A noi rimane la gioia di una giornata di sole. Di una festa di primavera che ci fa capire, come tante altre date, l’unità d’Italia. Il senso di una vita comune che vogliamo di benessere per noi e per le generazioni future. Con lo stesso entusiasmo e con la stessa speranza, ma anche con grande responsabilità e comportamenti congrui, dobbiamo guardare al futuro per garantire a tutti le varie libertà di espressione che, seppur minime, ci mancano e, in particolare, un lavoro per tutti affinché con questo l’intera società possa crescere e progredire e, nel ricordo solenne dei suoi eroi nelle elaborazioni che la memoria fa della nostra storia, si manifesti nelle forme migliori di convivenza.
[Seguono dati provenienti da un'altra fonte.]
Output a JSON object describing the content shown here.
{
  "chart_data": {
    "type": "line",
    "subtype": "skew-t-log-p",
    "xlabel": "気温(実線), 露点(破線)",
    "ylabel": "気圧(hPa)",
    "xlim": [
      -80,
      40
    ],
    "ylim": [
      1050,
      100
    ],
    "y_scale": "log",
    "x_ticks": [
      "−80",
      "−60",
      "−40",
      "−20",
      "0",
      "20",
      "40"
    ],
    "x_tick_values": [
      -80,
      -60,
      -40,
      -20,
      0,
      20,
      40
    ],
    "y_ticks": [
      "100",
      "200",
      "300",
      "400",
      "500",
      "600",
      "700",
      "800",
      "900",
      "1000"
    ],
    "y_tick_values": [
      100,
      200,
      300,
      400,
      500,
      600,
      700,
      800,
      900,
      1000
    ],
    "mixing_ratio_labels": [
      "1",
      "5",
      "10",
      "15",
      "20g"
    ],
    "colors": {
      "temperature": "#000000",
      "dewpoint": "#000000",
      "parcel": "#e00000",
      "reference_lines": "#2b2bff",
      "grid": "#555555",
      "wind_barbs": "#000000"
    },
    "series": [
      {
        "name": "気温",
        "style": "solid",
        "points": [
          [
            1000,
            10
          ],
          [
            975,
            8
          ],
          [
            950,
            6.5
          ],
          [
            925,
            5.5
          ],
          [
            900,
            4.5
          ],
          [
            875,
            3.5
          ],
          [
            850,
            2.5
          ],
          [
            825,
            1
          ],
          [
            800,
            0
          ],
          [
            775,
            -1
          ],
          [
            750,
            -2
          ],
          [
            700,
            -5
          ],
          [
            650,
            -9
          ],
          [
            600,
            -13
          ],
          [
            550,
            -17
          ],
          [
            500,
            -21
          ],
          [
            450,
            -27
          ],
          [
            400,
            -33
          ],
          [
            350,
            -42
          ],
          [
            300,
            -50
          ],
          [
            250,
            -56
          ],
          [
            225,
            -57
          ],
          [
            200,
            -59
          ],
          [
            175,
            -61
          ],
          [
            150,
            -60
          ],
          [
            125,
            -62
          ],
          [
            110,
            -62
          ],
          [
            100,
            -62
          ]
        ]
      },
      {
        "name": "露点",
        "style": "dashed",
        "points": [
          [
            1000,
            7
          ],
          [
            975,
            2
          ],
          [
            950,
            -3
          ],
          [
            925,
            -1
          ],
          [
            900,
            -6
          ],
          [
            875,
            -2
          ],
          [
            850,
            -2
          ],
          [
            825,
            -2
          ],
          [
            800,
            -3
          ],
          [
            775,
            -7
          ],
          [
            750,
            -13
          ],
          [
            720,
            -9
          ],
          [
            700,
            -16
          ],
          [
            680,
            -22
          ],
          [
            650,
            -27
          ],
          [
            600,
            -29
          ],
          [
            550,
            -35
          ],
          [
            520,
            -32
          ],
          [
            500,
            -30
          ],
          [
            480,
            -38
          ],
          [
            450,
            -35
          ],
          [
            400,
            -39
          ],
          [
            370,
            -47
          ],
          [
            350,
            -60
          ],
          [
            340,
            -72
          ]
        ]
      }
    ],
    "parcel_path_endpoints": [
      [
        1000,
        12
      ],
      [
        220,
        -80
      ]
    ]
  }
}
Giorgio Panizzi – Vice presidente del Circolo Fratelli Rosselli panizzigiorgio@gmail.com – 338 4937995
FOTO 1940 – Un gruppo di ragazzine di Londra gioca indossando maschere antigas in un parco vicino a delle case temporanee nella costa sud dell’Inghilterra
Note
(1) Saverio Tunetti. Nato a Palermo il 29 novembre 1913, trucidato a La Storta (Roma) il 4 giugno 1944, maestro elementare, tenente. Militante socialista, dopo l’8 settembre 1943, entrò a far parte a Roma (dove era stato mobilitato in Aeronautica), delle Brigate Matteotti. Con l’incarico di responsabile della III Zona, fu attivo sino al 5 maggio 1944, allorché fu arrestato dai nazisti. Rinchiuso nelle celle di via Tasso, Tunetti rifiutò di cedere a minacce e torture e fu così raggruppato dai nazisti con i detenuti che si riservavano di eliminare alla prima rappresaglia a cui sarebbero ricorsi. All’atto di abbandonare Roma, Tunetti fu prelevato dai tedeschi con altri prigionieri (tra i quali Bruno Buozzi) e a La Storta fu abbattuto a raffiche di mitra con i suoi compagni. A Roma, dove gli è stata intitolata una strada, una lapide lo ricorda in via del Vignola 73.
(2) Gabor Adler, volontario ungherese, alias il capitano inglese “John Armstrong”‘, alias “Gabriele Bianchi”, inviato a Roma dagli inglesi in azione di spionaggio
Eugenio Arrighi, tenente (Fronte militare clandestino)
Frejdrik Borian, ingegnere polacco (Brigate Matteotti)
Alfeo Brandimarte, maggiore delle Armi navali (Fronte militare clandestino) – Medaglia d’oro al valor militare
Bruno Buozzi, operaio, dirigente sindacale, già deputato del PSI (Brigate Matteotti)].
Luigi Castellani, impiegato (Brigate Matteotti)
Vincenzo Conversi, ragioniere (Brigate Matteotti)
Libero De Angelis, meccanico (Brigate Matteotti)
Edmondo Di Pillo, ingegnere (Brigate Matteotti) – Medaglia d’oro al valor militare
Pietro Dodi, generale di cavalleria nella riserva (Fronte militare clandestino) – Medaglia d’oro al valor militare
Lino Eramo, avvocato
Alberto Pennacchi, tipografo (Brigate Matteotti)
Enrico Sorrentino, capitano (Fronte militare clandestino)
(3) Giuseppe Cordero Lanza di Montezemolo (1901 – 1944) Comandante del Fronte Militare Clandestino, martire alle Fosse Ardeatine e Medaglia d’oro al valor militare alla memoria.
(4) Francesco (Ancona 1828 – Roma, 1849) e Alessandro Archibugi (Ancona, 1829 – Civitavecchia, 1849) patrioti nella difesa della Repubblica Romana. Soprannominati “i Cairoli anconetani”, si arruolarono nel Battaglione universitario romano
(5) Gaetano Filangieri (1753 – 1788) è stato un giurista e filosofo italiano del Regno di Napoli. È ritenuto uno dei massimi giuristi e pensatori italiani del XVIII secolo.